Gardner’s poems specifically play with visual media, and it was easy for me to fall in love with them. And for a young poet it was impossible not to emulate him. So, I followed in his footsteps, writing my own version of his television pastiche, called, “Between Channels,” and eventually after reading "2 a.m., incense, a quart of gin, my dog with a bone" writing my own homage poem, “Night Writing Without You.” Many of my earliest poems, and perhaps (If I may say, some of my best) were poems in the vein of Stephen Gardner's works. And through Stephen would probably have stopped me from writing like him. Stephen was, for me, a real poet, greater than any bread loaf or Iowa Poetry Prize winner, similar to the fugitives, and the beats, confessional at times, but also fanciful, stretching his range to create powerful surprises, and dark, delightful themes.

There are many times I have no words for Stephen's true gift to me, which is that he allowed me to steal from him—his themes and his visions.
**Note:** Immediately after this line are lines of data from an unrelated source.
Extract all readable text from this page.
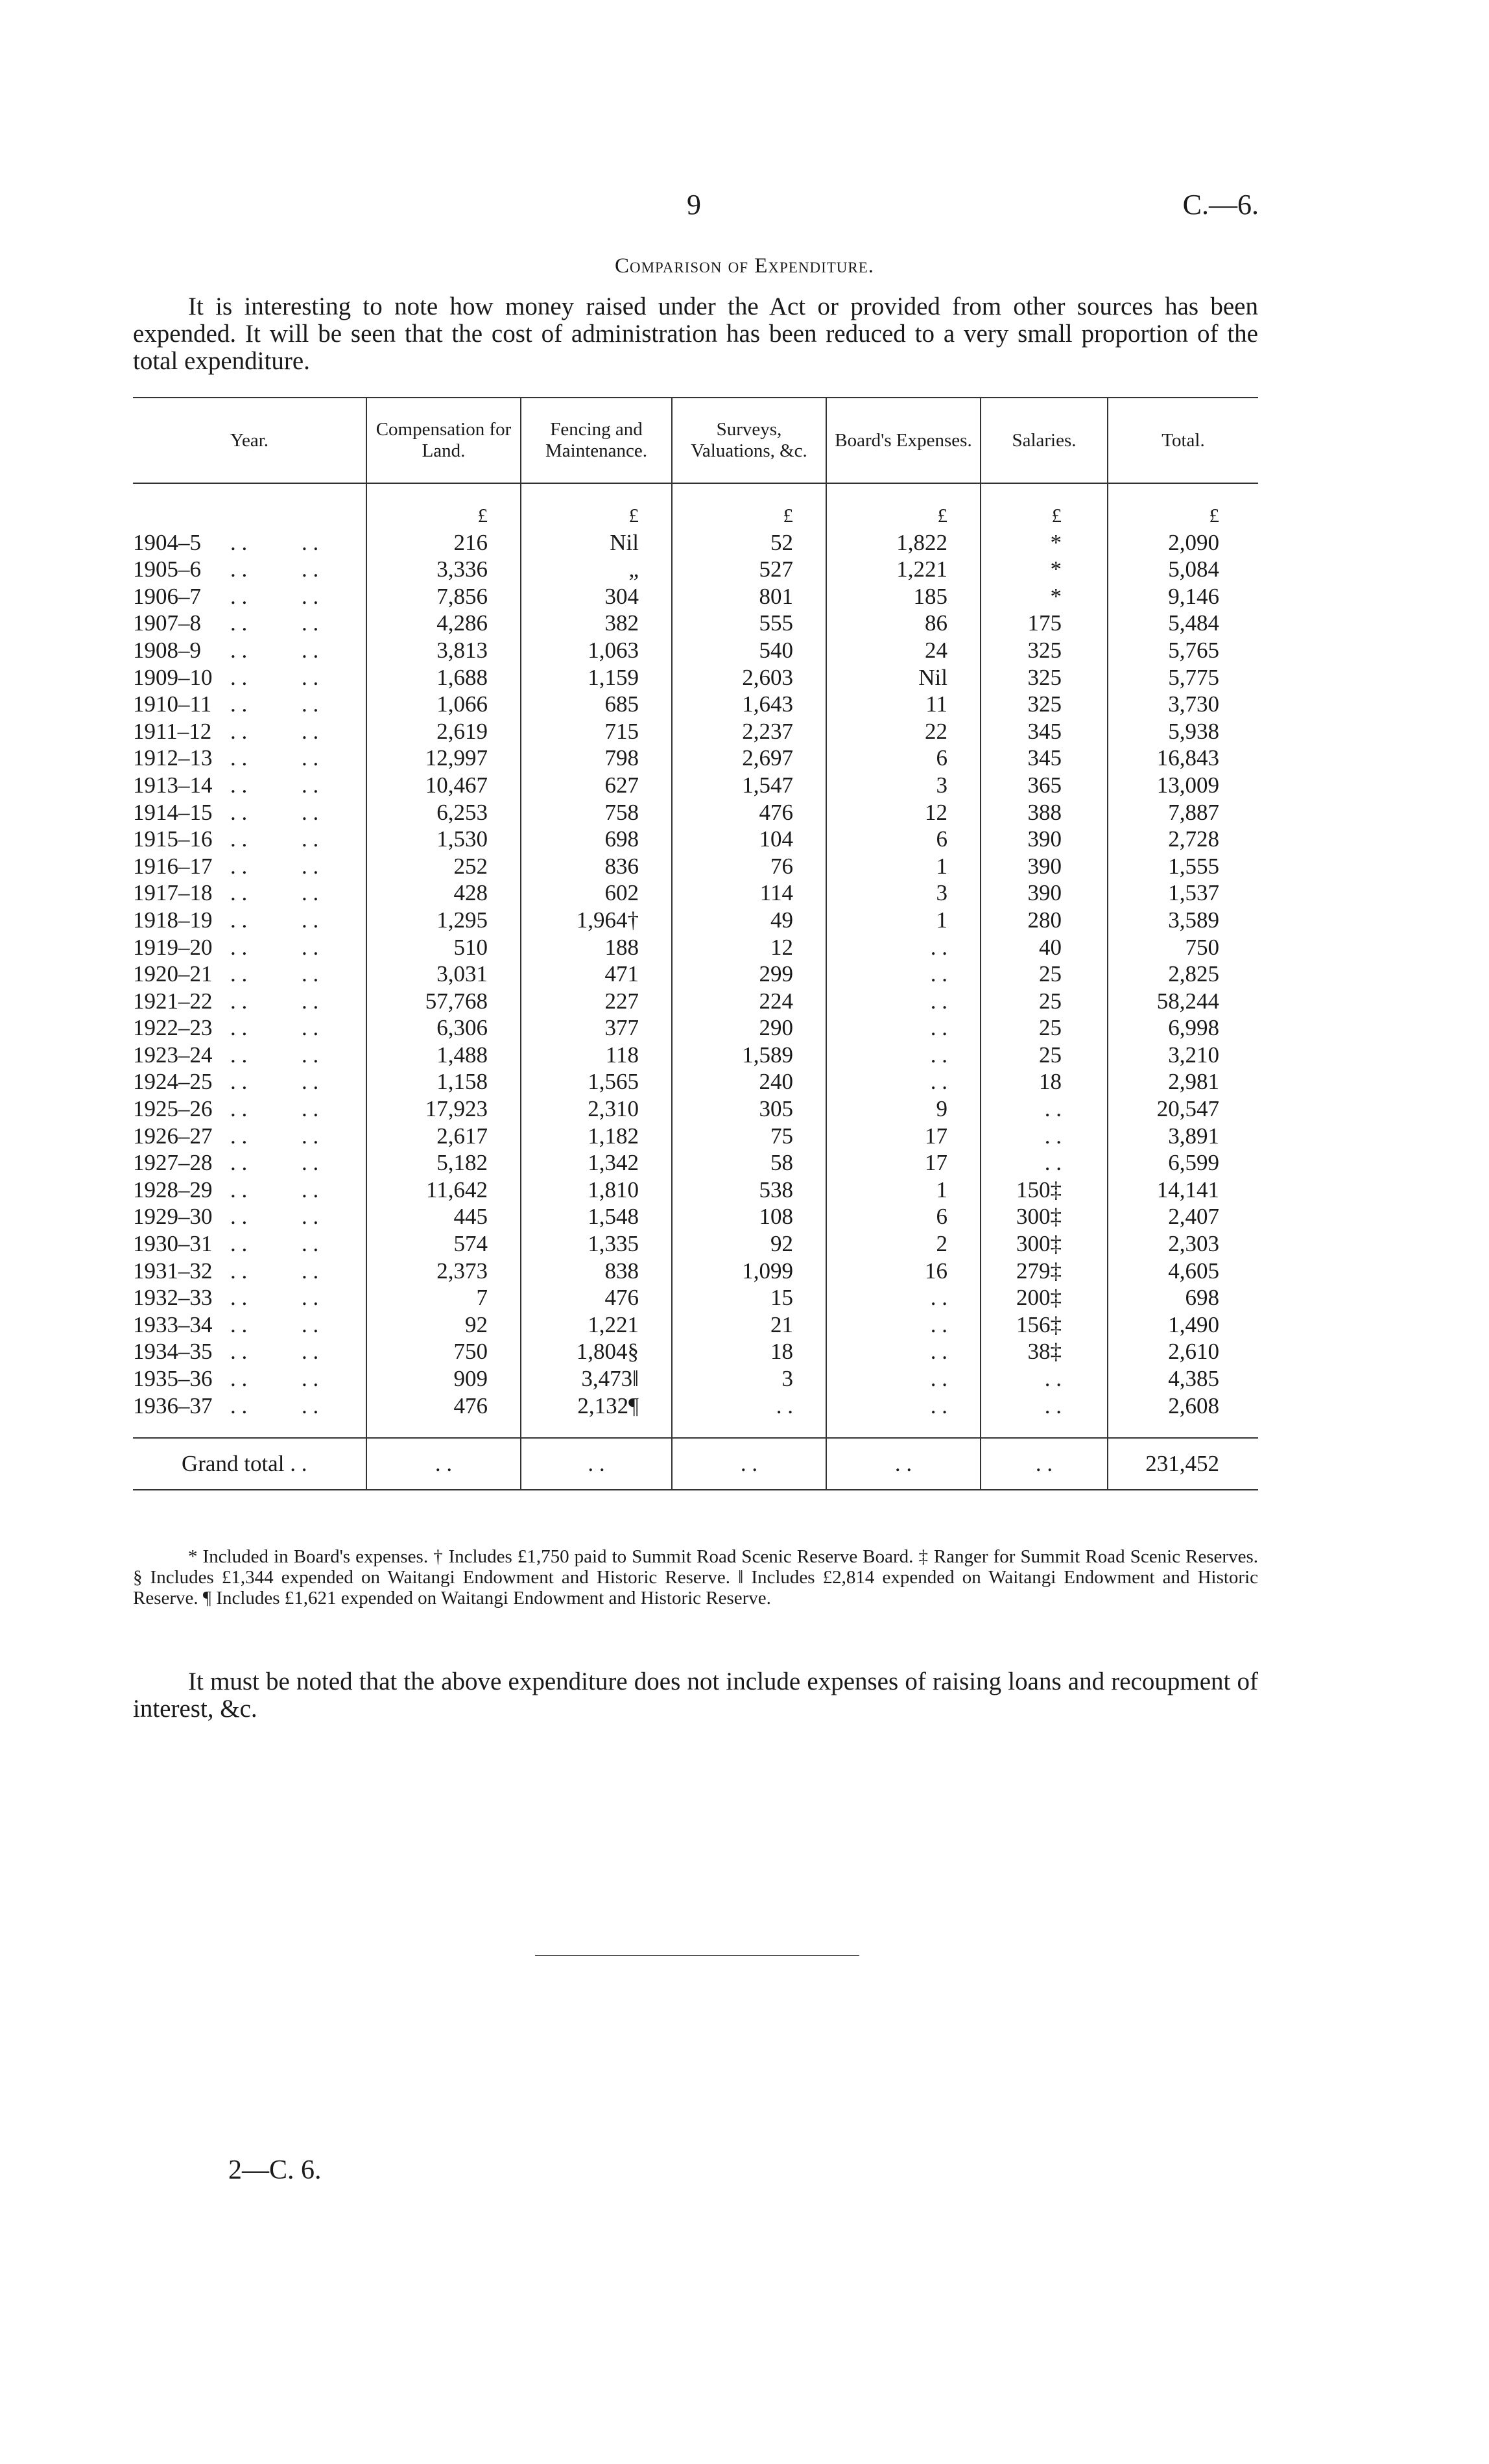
9	C.—6.
Comparison of Expenditure.

It is interesting to note how money raised under the Act or provided from other sources has been expended. It will be seen that the cost of administration has been reduced to a very small proportion of the total expenditure.

Year.	Compensation for Land.	Fencing and Maintenance.	Surveys, Valuations, &c.	Board's Expenses.	Salaries.	Total.

	£	£	£	£	£	£
1904–5 . . . .	216	Nil	52	1,822	*	2,090
1905–6 . . . .	3,336	„	527	1,221	*	5,084
1906–7 . . . .	7,856	304	801	185	*	9,146
1907–8 . . . .	4,286	382	555	86	175	5,484
1908–9 . . . .	3,813	1,063	540	24	325	5,765
1909–10 . . . .	1,688	1,159	2,603	Nil	325	5,775
1910–11 . . . .	1,066	685	1,643	11	325	3,730
1911–12 . . . .	2,619	715	2,237	22	345	5,938
1912–13 . . . .	12,997	798	2,697	6	345	16,843
1913–14 . . . .	10,467	627	1,547	3	365	13,009
1914–15 . . . .	6,253	758	476	12	388	7,887
1915–16 . . . .	1,530	698	104	6	390	2,728
1916–17 . . . .	252	836	76	1	390	1,555
1917–18 . . . .	428	602	114	3	390	1,537
1918–19 . . . .	1,295	1,964†	49	1	280	3,589
1919–20 . . . .	510	188	12	. .	40	750
1920–21 . . . .	3,031	471	299	. .	25	2,825
1921–22 . . . .	57,768	227	224	. .	25	58,244
1922–23 . . . .	6,306	377	290	. .	25	6,998
1923–24 . . . .	1,488	118	1,589	. .	25	3,210
1924–25 . . . .	1,158	1,565	240	. .	18	2,981
1925–26 . . . .	17,923	2,310	305	9	. .	20,547
1926–27 . . . .	2,617	1,182	75	17	. .	3,891
1927–28 . . . .	5,182	1,342	58	17	. .	6,599
1928–29 . . . .	11,642	1,810	538	1	150‡	14,141
1929–30 . . . .	445	1,548	108	6	300‡	2,407
1930–31 . . . .	574	1,335	92	2	300‡	2,303
1931–32 . . . .	2,373	838	1,099	16	279‡	4,605
1932–33 . . . .	7	476	15	. .	200‡	698
1933–34 . . . .	92	1,221	21	. .	156‡	1,490
1934–35 . . . .	750	1,804§	18	. .	38‡	2,610
1935–36 . . . .	909	3,473‖	3	. .	. .	4,385
1936–37 . . . .	476	2,132¶	. .	. .	. .	2,608

Grand total . .	. .	. .	. .	. .	. .	231,452

* Included in Board's expenses. † Includes £1,750 paid to Summit Road Scenic Reserve Board. ‡ Ranger for Summit Road Scenic Reserves. § Includes £1,344 expended on Waitangi Endowment and Historic Reserve. ‖ Includes £2,814 expended on Waitangi Endowment and Historic Reserve. ¶ Includes £1,621 expended on Waitangi Endowment and Historic Reserve.

It must be noted that the above expenditure does not include expenses of raising loans and recoupment of interest, &c.

2—C. 6.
He was, what a true teacher should be, caring yet distant, and nurturing--without overreaching.

His first gift to me was poetry, and from that, the roots of Southern poetry. Stephen's own voice was un-mistakably southern, and his concerns, uniquely Southern: love, lost love, the inner depths and degradations of men's souls, but he also wrote a series of fine poems in the voice of a woman, Eva, whose life journey mimicked his own from graduate school and home, along several cities of the Southern states until he became a distinguished chair at the University of South Carolina at Aiken. His poems tackled weighty matters of the soul: religion, obsession, sex and oblivion. Like any good poet he tackled the poem sequence, working in collaboration with Doctor Phebe Davidson, and these last works show a man come to terms with his life. His speaker, a traveling Bible salesman, writes letters home to his wife while he goes on a “spiritual” walkabout of the back roads landscape of the old South. These are the last poems I know of and they are uplifting and brave--they are transcendent to the limits of the human body and character that was Stephen Gardner. Even now, as I write the last of these words, this is how I want to remember him—the last shadows of doubt have left him, and open before all is a man who found love in what he does, not in what he never got to do. Like the speaker of a later poem, “Miles from Jannette,” inspired by Jannette Giles, another of his students, his speaker states “Rain on any roof is as good as love.” One can almost hear the statement, from him, “My students poems are as good as mine,” and that’s all that needs to be said.

The Speaker in these poems is the Stephen Gardner, victorious and triumphant, who sacrificed his own writing for his students, so they could succeed--who saw a future in his student’s forms and bodies of work that transcended his own failing body.